What they are more than capable of is to produce really convincing hype, which claims that LLMs can do anything and everything.
Language models are more or less the same thing, except they're trained on human language. Since human language is an encoding of human thought processes, then the model learns the patterns of human thought which are embedded in text, and can both generate and recognize them.
This is why LLMs can "understand" and answer complicated questions that don't exist in their training set, and do things like debug code. Even though it never saw that exact question, it recognizes the high level/abstract concepts that make up the question (since those abstract concepts exist in various different forms in the training set).
So giving an LLM a textual description of an algorithm, and having it detect logical errors in it, is not that unbelievable. Whether current models are good enough to do it well is the question to ask.
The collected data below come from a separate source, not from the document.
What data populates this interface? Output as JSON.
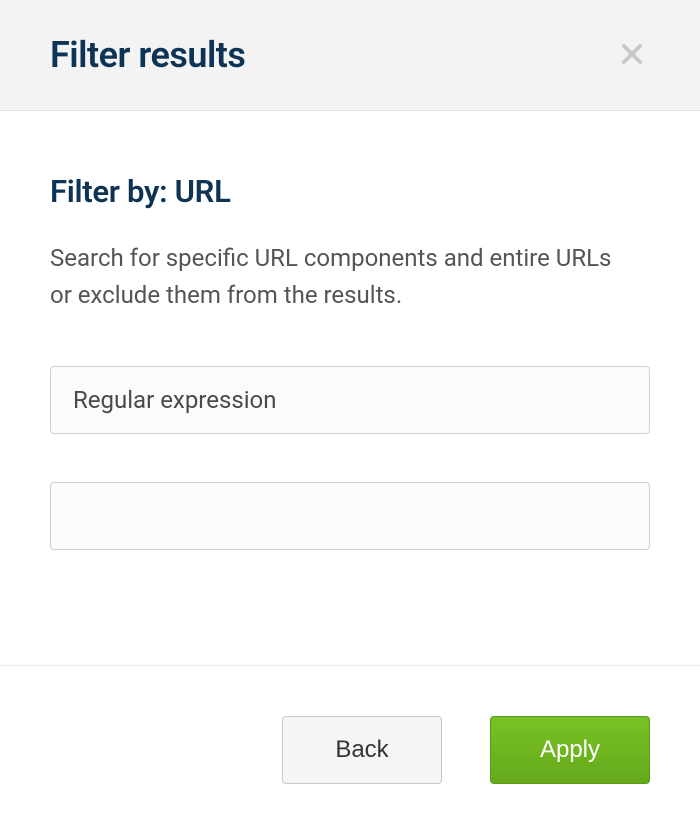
{
  "header": {
    "title": "Filter results"
  },
  "main": {
    "section_title": "Filter by: URL",
    "description": "Search for specific URL components and entire URLs or exclude them from the results.",
    "mode_select": {
      "selected": "Regular expression"
    },
    "value_input": {
      "value": ""
    }
  },
  "footer": {
    "back_label": "Back",
    "apply_label": "Apply"
  }
}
The equivalent of an existing handwriting recognizer for e.g. RSA wouldn't be a model that tells you how to crack RSA, it'd be a model that _does_ crack it (maybe by returning a probability distribution over the plaintext that's better than uniform). That feels pretty unlikely to me personally, but maybe that's doable, who knows.
For the standard of "the LLM tells us how to crack RSA," it feels like the equivalent for handwriting recognition would be the LLM outputting a description of a novel algorithm for handwriting recognition (and probably one that isn't just an existing one with some hyperparameters tweaked).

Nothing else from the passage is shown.